Having survived relegation by the skin of their teeth last season, the optimism surrounding the start of this new Premier League campaign has already dissipated for Sunderland fans. The Tyne and Wear club find themselves in familiar territory, sitting 18th after consecutive defeats in the first two weeks of the season. It looks like being another long, hard slog for the Black Cats and even at this early stage, David Moyes has to find a remedy for his side’s poor start if they are to stand a chance of remaining in the top flight.
The Scot looks set to make an assault on the transfer market over the next few days to strengthen his team and has identified Ryan Mason as a top target. The Tottenham midfielder is a realistic option and could prove extremely useful should the North East outfit pull off a deal for the England international.
Spurs are stacked in midfield with the likes of Dele Alli, Eric Dier, Mousa Dembele, Victor Wanyama and Christian Eriksen all ahead of Mason in the pecking order which makes a move away from White Hart Lane the only option for the Lilywhites graduate in his search for regular game time. According to Sky Sports, Hull City are also in the mix and with a Football Whispers Index score of 2.6, the move is hotting up.
Hull’s start to the new season couldn’t be any more different to Sunderland’s. Their preparation for a return to the summit of English football has been disastrous to say the least with only 13 senior players recorded on the books for their opening day encounter with champions, Leicester City. Remarkably, though, they have registered two wins from two games. Making signings, therefore, isn’t just a case of recruiting quality but also much-needed quantity and Mason ticks all the boxes.

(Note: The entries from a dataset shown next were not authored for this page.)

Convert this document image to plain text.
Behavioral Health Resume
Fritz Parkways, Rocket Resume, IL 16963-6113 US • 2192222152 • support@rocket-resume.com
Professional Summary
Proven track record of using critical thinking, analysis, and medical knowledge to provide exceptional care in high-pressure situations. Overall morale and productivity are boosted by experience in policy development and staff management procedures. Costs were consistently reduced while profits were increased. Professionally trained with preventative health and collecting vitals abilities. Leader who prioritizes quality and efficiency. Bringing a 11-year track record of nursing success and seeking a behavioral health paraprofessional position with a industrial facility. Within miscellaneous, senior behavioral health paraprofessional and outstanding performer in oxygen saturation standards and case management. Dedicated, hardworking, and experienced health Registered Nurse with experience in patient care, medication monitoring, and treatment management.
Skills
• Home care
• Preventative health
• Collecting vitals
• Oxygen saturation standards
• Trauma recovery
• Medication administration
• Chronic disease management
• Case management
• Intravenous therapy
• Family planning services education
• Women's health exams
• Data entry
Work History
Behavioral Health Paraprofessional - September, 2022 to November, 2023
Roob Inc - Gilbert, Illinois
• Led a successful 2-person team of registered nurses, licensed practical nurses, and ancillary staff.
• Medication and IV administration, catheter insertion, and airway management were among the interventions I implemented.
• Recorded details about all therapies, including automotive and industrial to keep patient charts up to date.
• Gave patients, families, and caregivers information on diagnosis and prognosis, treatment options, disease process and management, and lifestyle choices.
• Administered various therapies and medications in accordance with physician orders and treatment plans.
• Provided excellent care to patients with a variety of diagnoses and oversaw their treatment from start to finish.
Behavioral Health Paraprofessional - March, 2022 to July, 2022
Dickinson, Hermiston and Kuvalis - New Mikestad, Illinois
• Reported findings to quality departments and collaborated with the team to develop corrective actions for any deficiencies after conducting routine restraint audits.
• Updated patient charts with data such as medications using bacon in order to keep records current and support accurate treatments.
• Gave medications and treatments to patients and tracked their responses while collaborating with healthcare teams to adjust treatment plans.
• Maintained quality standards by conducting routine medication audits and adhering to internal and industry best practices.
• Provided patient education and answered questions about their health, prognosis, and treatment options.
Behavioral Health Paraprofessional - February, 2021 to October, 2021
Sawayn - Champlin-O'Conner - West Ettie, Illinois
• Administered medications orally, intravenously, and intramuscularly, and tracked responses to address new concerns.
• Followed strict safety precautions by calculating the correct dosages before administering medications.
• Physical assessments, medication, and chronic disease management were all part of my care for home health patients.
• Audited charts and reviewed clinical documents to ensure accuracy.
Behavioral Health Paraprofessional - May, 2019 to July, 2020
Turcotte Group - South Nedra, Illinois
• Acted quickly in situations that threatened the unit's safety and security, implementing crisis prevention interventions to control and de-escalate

A departure from North London shouldn't come as a big surprise seeing as Mason’s been sent out on loan eight times since 2008, that’s despite making a solid breakthrough during the 2014/15 campaign. The ex Millwall loanee proved himself to be a reliable figure for Mauricio Pochettino in the centre of the pitch whether it was in an advanced position or a more conservative role which is indicative of his versatility. He played more than 2300 minutes in the league while also featuring four times in Spurs’ run to the league cup final which they lost to Chelsea.
A knee injury kept Mason on the sidelines for five months last term, preventing him from establishing himself as a regular presence in Pochettino’s young, dynamic team as he played a mere 798 minutes throughout the course of the league campaign. The Europa League did, however, present an opportunity for playing time, the highlight being his composed finish against Fiorentina to round off a superb team goal in a 3-0 win.
This illustrates how big an asset Mason can be, his passing is of a good standard whether it be long or short, his attacking instincts allow him to run beyond the strikers to cause havoc and he’s got a combative side to his game which is especially handy for teams likely to be involved in a relegation scrap.
One standout performance from Mason was in last September’s clash with Sunderland no less, where he completely ran the game at the Stadium of Light with progressive passes that cut the home side open, offering an energetic spark to a lacklustre collective display and most importantly a winning goal from a well-timed run into the box.
It’s exactly that thrust and penetration that Moyes would find most valuable, giving him an extra dimension that could possibly ease the massive burden on Jermain Defoe. Further south, The Tigers will be aware that adding Mason to their threadbare squad would undoubtedly keep morale high because of his combination of work-rate and attacking talent. A Mason and Robert Snodgrass partnership certainly has all the attributes to be fruitful, a box-to-box player dovetailing with a more technical counterpart. Either way, this possible transfer is a source of hope for both sets of supporters.
At 25, Mason needs to be playing every week and he could walk into both teams that have been linked with his signature. What’s more, if he were to hit the form he’s capable of at Sunderland or Hull, he could also add to his solitary England cap. Mason needs to build momentum and it certainly doesn’t look like it’s going to happen at Spurs.